Pit Bull owners also inherit a unique set of responsibilities. By virtue of their power and presence, Pit Bulls -– even the well-behaved ones –- are easy targets for blame in dog-park scuffles in ways that Dachshunds and Chihuahuas never will be. “We have a saying in the Pit Bull world: Our dogs may not start the fight, but they’re definitely gonna finish it,” she says. “So why set them up for failure?”
For Torres, being part of the Animal Planet line-up has drawbacks as well as upsides. There’s the amount of time that goes into filming each episode, which might otherwise be devoted to running Villalobos itself. “People think that the cameras just follow you around. It is sooo not like that,” she says.
There’s also the fame that Torres could do without. She’s not comfortable talking with large groups of people. And sometimes, fame can be scary: Torres says that once, while she was out walking one of the dogs, an overzealous fan tackled her to the ground and had to be physically pried off. Those aren’t the sorts of things that get mentioned in pitch meetings.
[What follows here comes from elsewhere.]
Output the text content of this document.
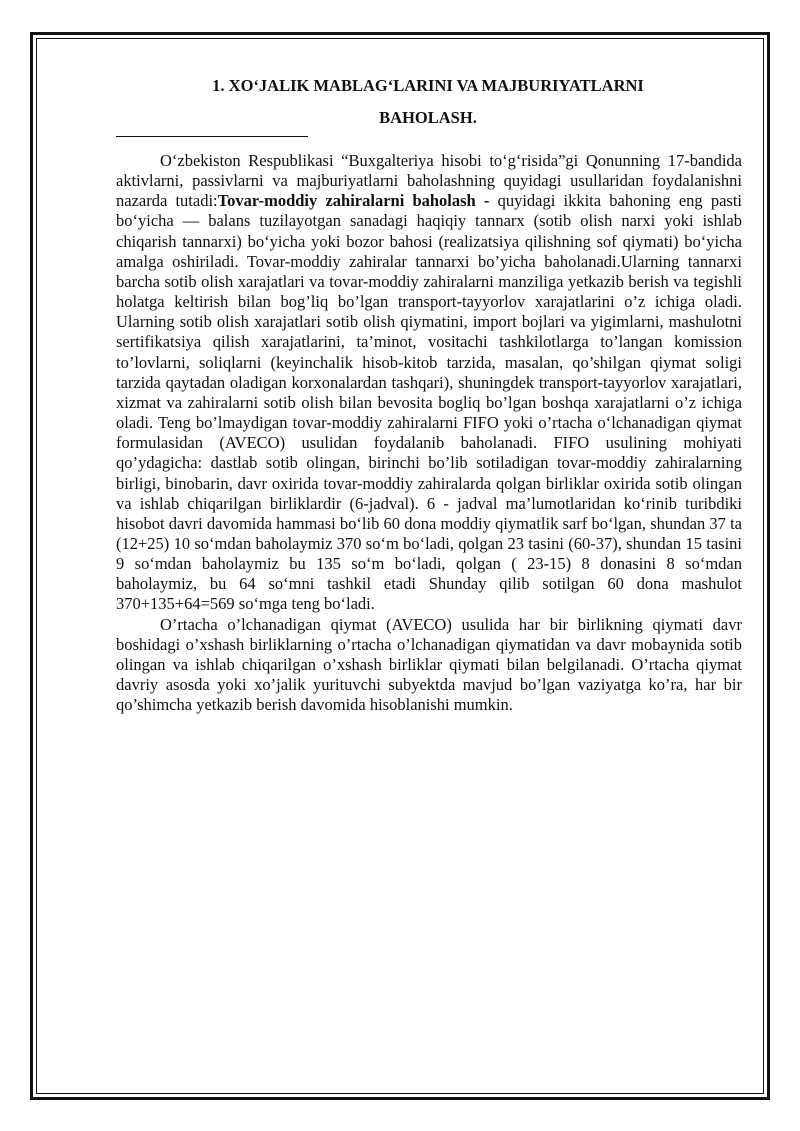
1. XO‘JALIK MABLAG‘LARINI VA MAJBURIYATLARNI
BAHOLASH.

O‘zbekiston Respublikasi “Buxgalteriya hisobi to‘g‘risida”gi Qonunning 17-bandida aktivlarni, passivlarni va majburiyatlarni baholashning quyidagi usullaridan foydalanishni nazarda tutadi:Tovar-moddiy zahiralarni baholash - quyidagi ikkita bahoning eng pasti bo‘yicha — balans tuzilayotgan sanadagi haqiqiy tannarx (sotib olish narxi yoki ishlab chiqarish tannarxi) bo‘yicha yoki bozor bahosi (realizatsiya qilishning sof qiymati) bo‘yicha amalga oshiriladi. Tovar-moddiy zahiralar tannarxi bo’yicha baholanadi.Ularning tannarxi barcha sotib olish xarajatlari va tovar-moddiy zahiralarni manziliga yetkazib berish va tegishli holatga keltirish bilan bog’liq bo’lgan transport-tayyorlov xarajatlarini o’z ichiga oladi. Ularning sotib olish xarajatlari sotib olish qiymatini, import bojlari va yigimlarni, mashulotni sertifikatsiya qilish xarajatlarini, ta’minot, vositachi tashkilotlarga to’langan komission to’lovlarni, soliqlarni (keyinchalik hisob-kitob tarzida, masalan, qo’shilgan qiymat soligi tarzida qaytadan oladigan korxonalardan tashqari), shuningdek transport-tayyorlov xarajatlari, xizmat va zahiralarni sotib olish bilan bevosita bogliq bo’lgan boshqa xarajatlarni o’z ichiga oladi. Teng bo’lmaydigan tovar-moddiy zahiralarni FIFO yoki o’rtacha o‘lchanadigan qiymat formulasidan (AVECO) usulidan foydalanib baholanadi. FIFO usulining mohiyati qo’ydagicha: dastlab sotib olingan, birinchi bo’lib sotiladigan tovar-moddiy zahiralarning birligi, binobarin, davr oxirida tovar-moddiy zahiralarda qolgan birliklar oxirida sotib olingan va ishlab chiqarilgan birliklardir (6-jadval). 6 - jadval ma’lumotlaridan ko‘rinib turibdiki hisobot davri davomida hammasi bo‘lib 60 dona moddiy qiymatlik sarf bo‘lgan, shundan 37 ta (12+25) 10 so‘mdan baholaymiz 370 so‘m bo‘ladi, qolgan 23 tasini (60-37), shundan 15 tasini 9 so‘mdan baholaymiz bu 135 so‘m bo‘ladi, qolgan ( 23-15) 8 donasini 8 so‘mdan baholaymiz, bu 64 so‘mni tashkil etadi Shunday qilib sotilgan 60 dona mashulot 370+135+64=569 so‘mga teng bo‘ladi.

O’rtacha o’lchanadigan qiymat (AVECO) usulida har bir birlikning qiymati davr boshidagi o’xshash birliklarning o’rtacha o’lchanadigan qiymatidan va davr mobaynida sotib olingan va ishlab chiqarilgan o’xshash birliklar qiymati bilan belgilanadi. O’rtacha qiymat davriy asosda yoki xo’jalik yurituvchi subyektda mavjud bo’lgan vaziyatga ko’ra, har bir qo’shimcha yetkazib berish davomida hisoblanishi mumkin.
But there are upsides to being a reluctant celebrity. The adoption rate at Villalobos has gone up “tremendously,” Torres says. The money from the show — and from gifts like Animal Planet’s $50,000 donation from last November’s You Watch, We Give event — helps keep the lights on at the shelter. And then there’s the underlying message, delivered to millions each Saturday night: Whether you have tattoos and a criminal record or cropped ears and a wet nose, you deserve a second chance. That’s a message worth stepping in front of the camera to make.